En el aula, los niños empezaron a mostrar sus cajas. Como Abbie temía, muchos hablaban de cruceros, de iPads nuevos y de casas de campo. Cuando llegó el turno de Abbie, ella caminó hacia el frente con la caja apretada contra su pecho.
—Mi caja no tiene juguetes caros —empezó Abbie, con la voz un poco temblorosa al principio—. Tiene cosas que me enseñan a ser valiente. Esta es una cinta que Emma guardó desde que era bebé para no olvidar que la esperanza es azul. Y este es el caballito de madera que mi papá amaba cuando era pequeño. Y esta foto... es de una noche que se fue la luz y descubrimos que no tenemos miedo a los truenos si estamos juntos.
El aula se quedó en silencio. Los otros padres, que habían estado distraídos con sus teléfonos, levantaron la vista. Había algo en la sencillez de Abbie, en la forma en que hablaba de sus "tesoros humanos", que los hizo sentir repentinamente vacíos con sus propias riquezas materiales.
Emma, sentada en una de las sillas pequeñas para adultos al fondo de la clase, sintió que las lágrimas rodaban por sus mejillas. Axel, a su lado, le pasó un pañuelo de tela blanca, su mano rozando la de ella con una ternura que no necesitaba palabras.
—Lo has logrado, Emma —susurró Axel al oído de ella—. Le has enseñado a valorar lo que de verdad importa. Gracias.
Al salir de la escuela, Abbie saltaba de alegría. Su maestra le había dado una estrella dorada por tener "la historia más conmovedora".
—¡Emma! ¡Papá! ¡Todos querían tocar la piedra de río! —exclamó la niña mientras caminaban hacia el coche.

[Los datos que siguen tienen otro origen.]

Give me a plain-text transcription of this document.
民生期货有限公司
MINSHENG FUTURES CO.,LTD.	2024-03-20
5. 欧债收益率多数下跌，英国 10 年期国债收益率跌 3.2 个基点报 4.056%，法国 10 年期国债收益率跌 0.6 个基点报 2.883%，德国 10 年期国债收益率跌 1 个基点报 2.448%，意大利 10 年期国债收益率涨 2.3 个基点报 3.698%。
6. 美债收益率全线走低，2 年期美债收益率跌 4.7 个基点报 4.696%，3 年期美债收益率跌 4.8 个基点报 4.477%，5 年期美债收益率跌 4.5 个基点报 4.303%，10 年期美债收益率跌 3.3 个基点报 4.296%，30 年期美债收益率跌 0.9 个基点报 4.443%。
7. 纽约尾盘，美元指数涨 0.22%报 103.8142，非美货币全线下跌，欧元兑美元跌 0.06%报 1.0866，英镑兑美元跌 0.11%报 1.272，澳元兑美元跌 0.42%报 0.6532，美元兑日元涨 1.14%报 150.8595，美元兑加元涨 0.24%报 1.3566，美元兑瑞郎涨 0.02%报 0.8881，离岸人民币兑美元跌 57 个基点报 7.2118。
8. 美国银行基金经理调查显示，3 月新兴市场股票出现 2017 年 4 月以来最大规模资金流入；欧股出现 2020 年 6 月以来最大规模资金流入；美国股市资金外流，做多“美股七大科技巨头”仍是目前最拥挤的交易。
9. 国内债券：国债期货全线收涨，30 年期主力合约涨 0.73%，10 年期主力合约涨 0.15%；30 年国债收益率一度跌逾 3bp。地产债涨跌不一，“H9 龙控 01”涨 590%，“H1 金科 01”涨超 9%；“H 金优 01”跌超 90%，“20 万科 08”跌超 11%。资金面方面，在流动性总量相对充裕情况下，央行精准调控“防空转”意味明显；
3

—Es que es una piedra mágica, Abbie —respondió Emma, revolviéndole el cabello—. Atrae a las personas que tienen buen corazón.
Axel se detuvo antes de subir al coche. Miró a Emma, que estaba ayudando a Abbie a abrocharse el cinturón en el asiento trasero. El sol de la mañana iluminaba su rostro, resaltando la dulzura de sus facciones y la paz que irradiaba.
—Emma —dijo Axel, su voz grave resonando con una emoción contenida—, sé que hoy tenías que ir a la Fundación para revisar los contratos de San Judas. Pero... ¿te importaría si después de la oficina vamos los tres a cenar a ese sitio de hamburguesas que tanto le gusta a Abbie? Nada de chefs, nada de cubiertos de plata. Solo nosotros.
Emma lo miró y sonrió, esa sonrisa que Axel ya empezaba a considerar su refugio favorito. —Me encantaría, Chef Axel. Pero con una condición.
—¿Cuál?
—Que esta vez no intentes cocinar tú las patatas fritas. Deja que lo hagan los profesionales.
Axel soltó una carcajada limpia y sonora que hizo que Abbie riera también desde el coche. El lunes de las pequeñas victorias se estaba convirtiendo en el inicio de una nueva vida, una donde la humildad de Emma y la fuerza de Axel se fusionaban para crear algo que ninguno de los dos creía posible: un futuro donde el pasado ya no era una carga, sino el suelo fértil donde crecían sus nuevas esperanzas.